9 jul 2011

Todos queríamos parecernos al abuelo

Hermes. El abuelo.

 

Como en la extraña mina de las almas,

estaño silencioso, iba avanzando

como vena por la oscuridad.

Entre raíces colgando,

puestas al descubierto por las picas,

brotaba la sangre que se escurre

hacia los hombres

con el aspecto pesado

del pórfido1 en la oscuridad.

Nada más allí, era rojo.

 

Allí había rocas

y bosques irreales

en excavaciones a cielo abierto.

Puentes sobre el vacío

y el gran lago gris, seco,

en el que estaba suspendido

sobre el propio fondo lejano,

como encima de un paisaje,

un cielo de lluvia.

 

Y entre praderas suaves,

llenas de paciencia,

apareció la pálida franja,

el único camino, extendido

como una larga lividez.

 

Por este único camino veníamos.

 

En cabeza,

el hombre esbelto con capa azul

y casco de minero,

que impaciente y mudo miraba ante él.

No masticaba tabaco ni otras hierbas,

pero su paso devoraba el camino

a grandes mordiscos.

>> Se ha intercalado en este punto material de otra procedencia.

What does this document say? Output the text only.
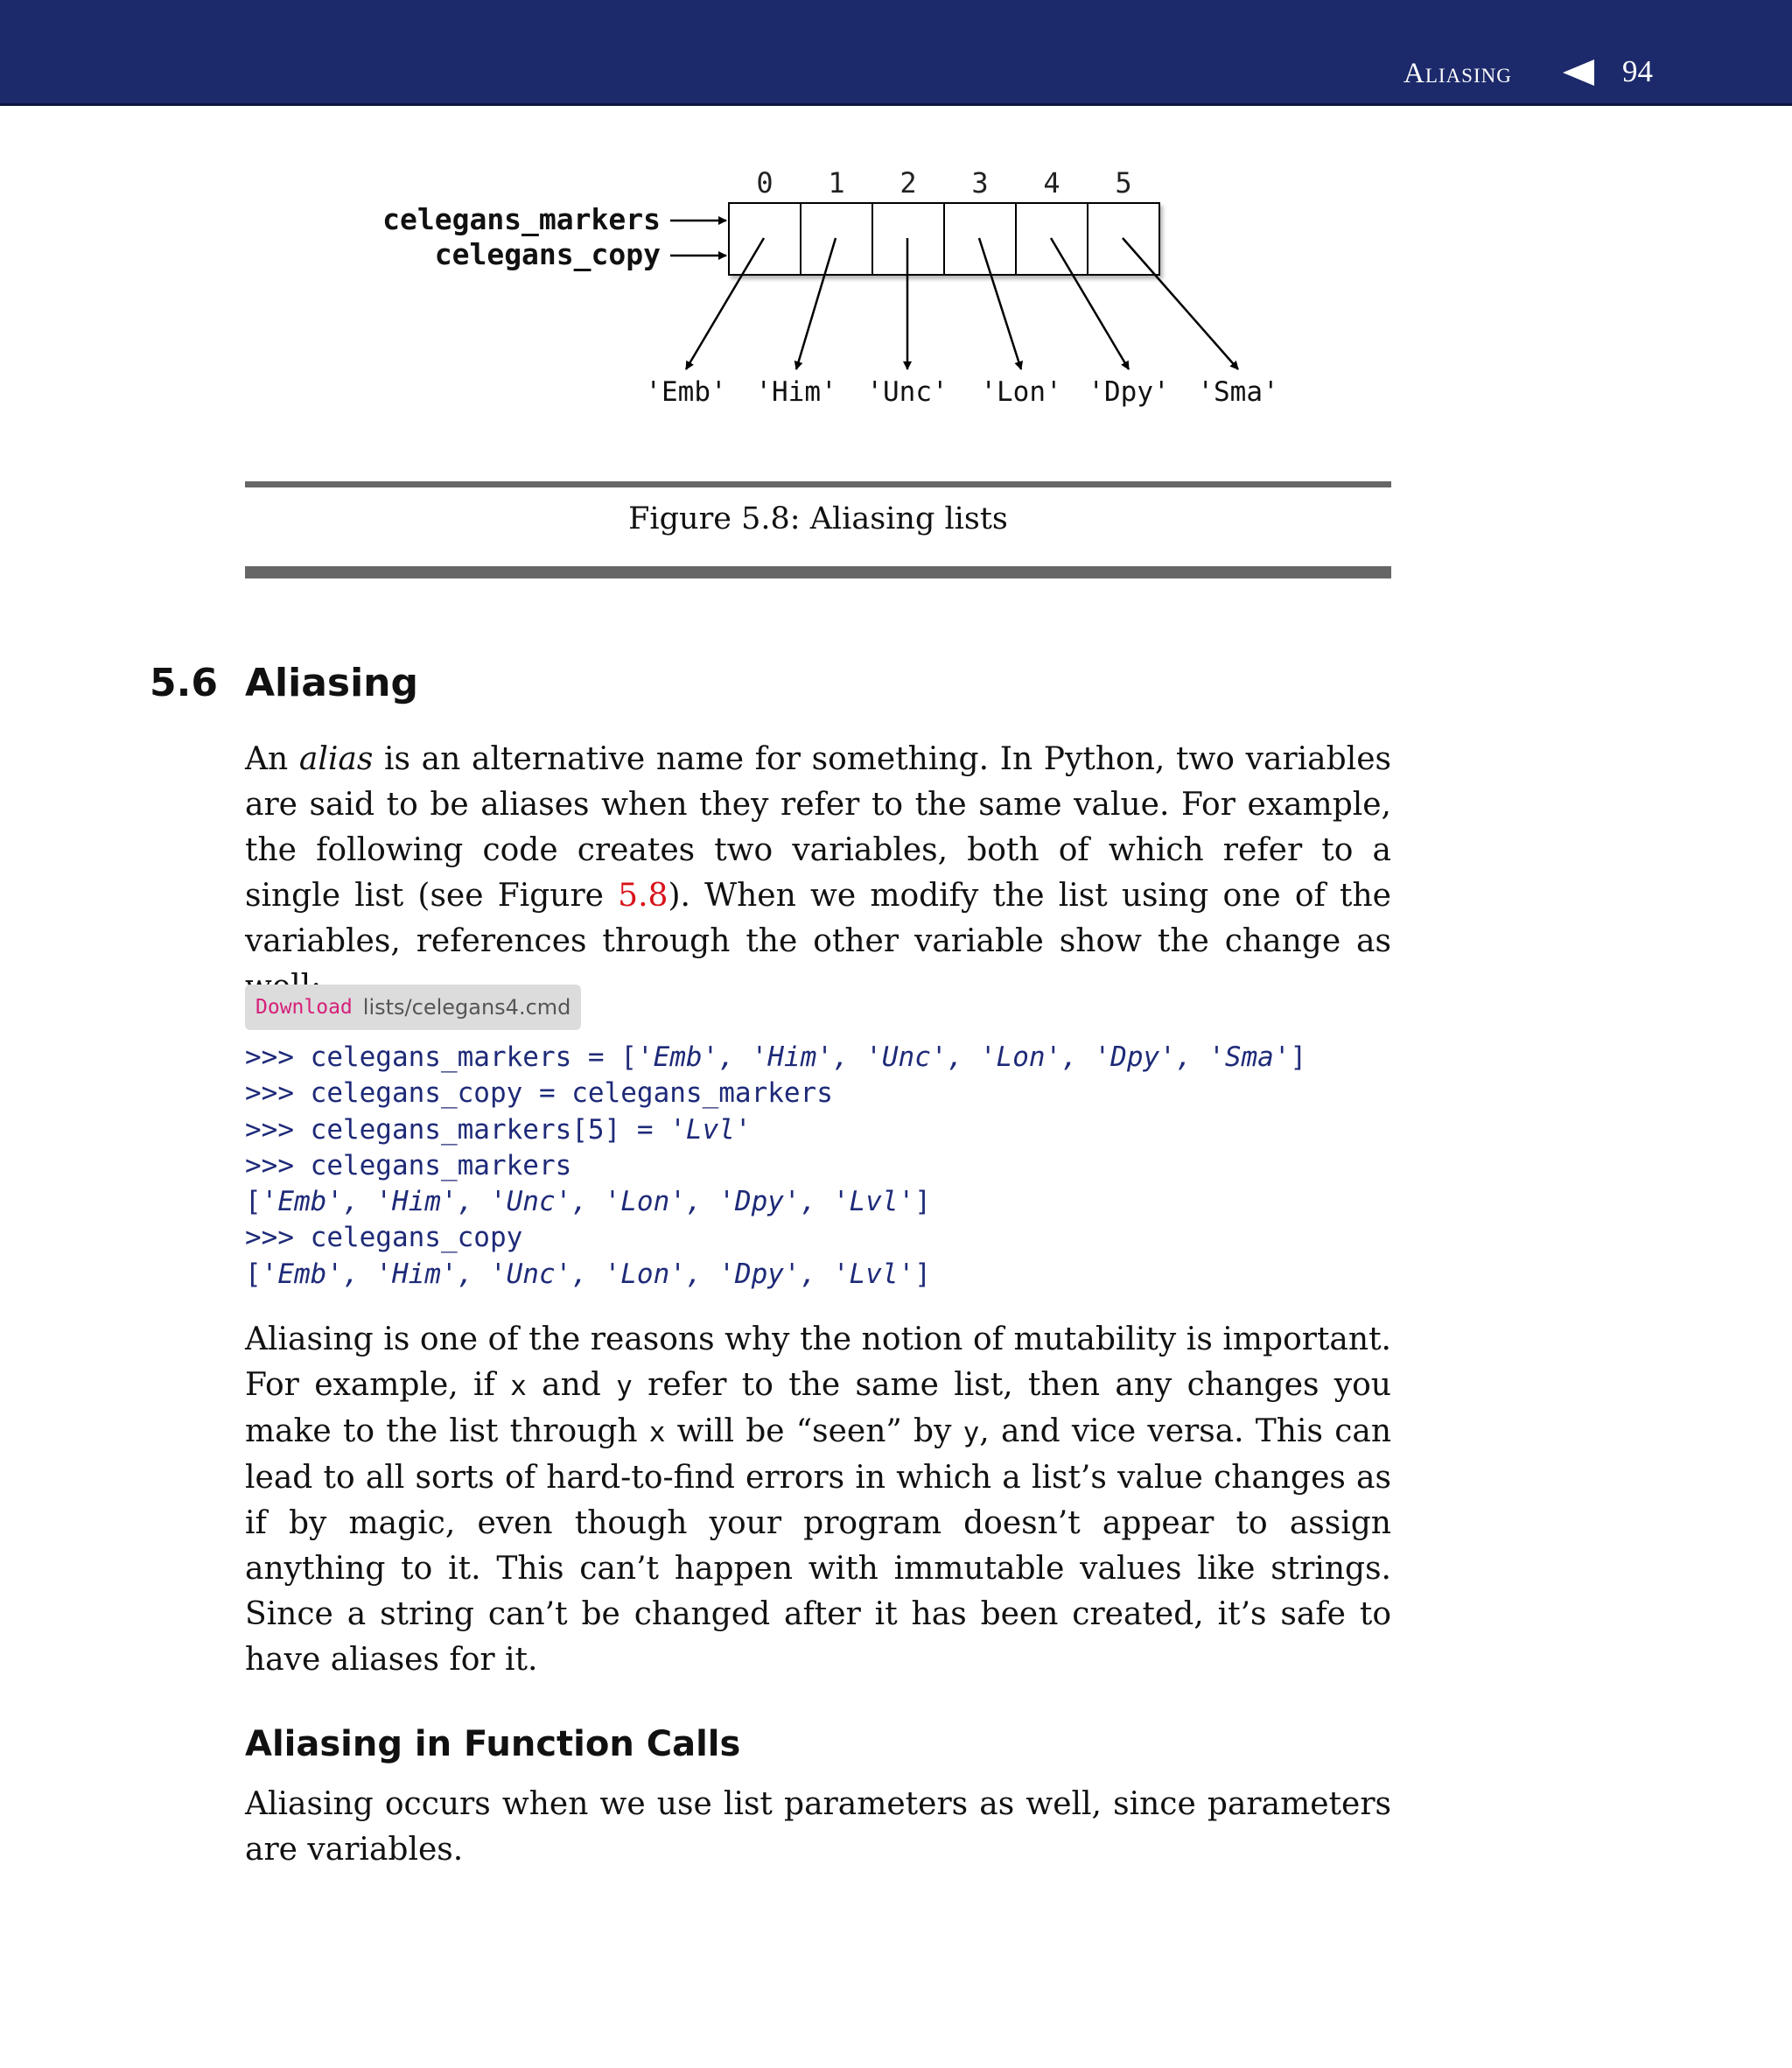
Aliasing	94
0 1 2 3 4 5
celegans_markers
celegans_copy
'Emb' 'Him' 'Unc' 'Lon' 'Dpy' 'Sma'
Figure 5.8: Aliasing lists
5.6 Aliasing
An alias is an alternative name for something. In Python, two variables are said to be aliases when they refer to the same value. For example, the following code creates two variables, both of which refer to a single list (see Figure 5.8). When we modify the list using one of the variables, references through the other variable show the change as
Download lists/celegans4.cmd
>>> celegans_markers = ['Emb', 'Him', 'Unc', 'Lon', 'Dpy', 'Sma']
>>> celegans_copy = celegans_markers
>>> celegans_markers[5] = 'Lvl'
>>> celegans_markers
['Emb', 'Him', 'Unc', 'Lon', 'Dpy', 'Lvl']
>>> celegans_copy
['Emb', 'Him', 'Unc', 'Lon', 'Dpy', 'Lvl']
Aliasing is one of the reasons why the notion of mutability is important. For example, if x and y refer to the same list, then any changes you make to the list through x will be “seen” by y, and vice versa. This can lead to all sorts of hard-to-find errors in which a list’s value changes as if by magic, even though your program doesn’t appear to assign anything to it. This can’t happen with immutable values like strings. Since a string can’t be changed after it has been created, it’s safe to have aliases for it.
Aliasing in Function Calls
Aliasing occurs when we use list parameters as well, since parameters are variables.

Las manos

le colgaban fuera de los pliegues

del manto, cerradas y pesadas​​,

sin ya saber nada de la cicatriz ligera

que llevaba enclavada

en la mano izquierda

como sarmiento de rosal

en un tronco de olivo.

 

Y sus sentidos estaban como partidos:

 

Por un lado, la mirada se adelantaba

corriendo como un perro pastor,

que se giraba, venía, y ya estaba de nuevo

esperándose lejano en la curva más cercana.

 

Por otra parte, como un olor,

el oído se quedaba atrás,

y le parecía a veces sentir

incluso el caminar de aquellos  

que también tenían que hacer

toda aquella penosa subida.

 

Después volvía a ser el eco

del propio ascenso y el viento

de su manto lo que llevaba detrás.

Pero él se decía a sí mismo

en voz alta que vendrían

y sentía como resonaban

en los oídos sus palabras.

 

Hermes, el abuelo, era experto

en interpretar los significados ocultos

conocía todo el mundo de los difuntos,

tranquilizaba a todos los que iban

a atravesar los límites de este mundo.

Su potente imaginación le permitía

entrar y salir del Inframundo sin problemas.

 

Hermes, el abuelo, nos enseñó

los símbolos del gallo y la tortuga

para el madrugador y tenaz caminante,

el zurrón para no ser capturado

ni envenenado en posadas,

las sandalias aladas indicativas

de la diligencia del mensajero,

el pétaso o casco precursor de moteros

y su caduceo o vara de heraldo.

 

Y los que veníamos detrás de él

a lo lejos, queríamos aprender

sus ciencias de la vida y

sus conocimientos sobre el Inframundo:

éramos muchos, pero caminábamos

con pasos suavísimos, callados.

                                  Leo P. Hermes

 

1Pórfido. Roca compacta y dura formada por una sustancia amorfa y cristales de feldesfalto y cuarzo, generalmente de color rojo oscuro, muy apreciada para la decoración de edificios.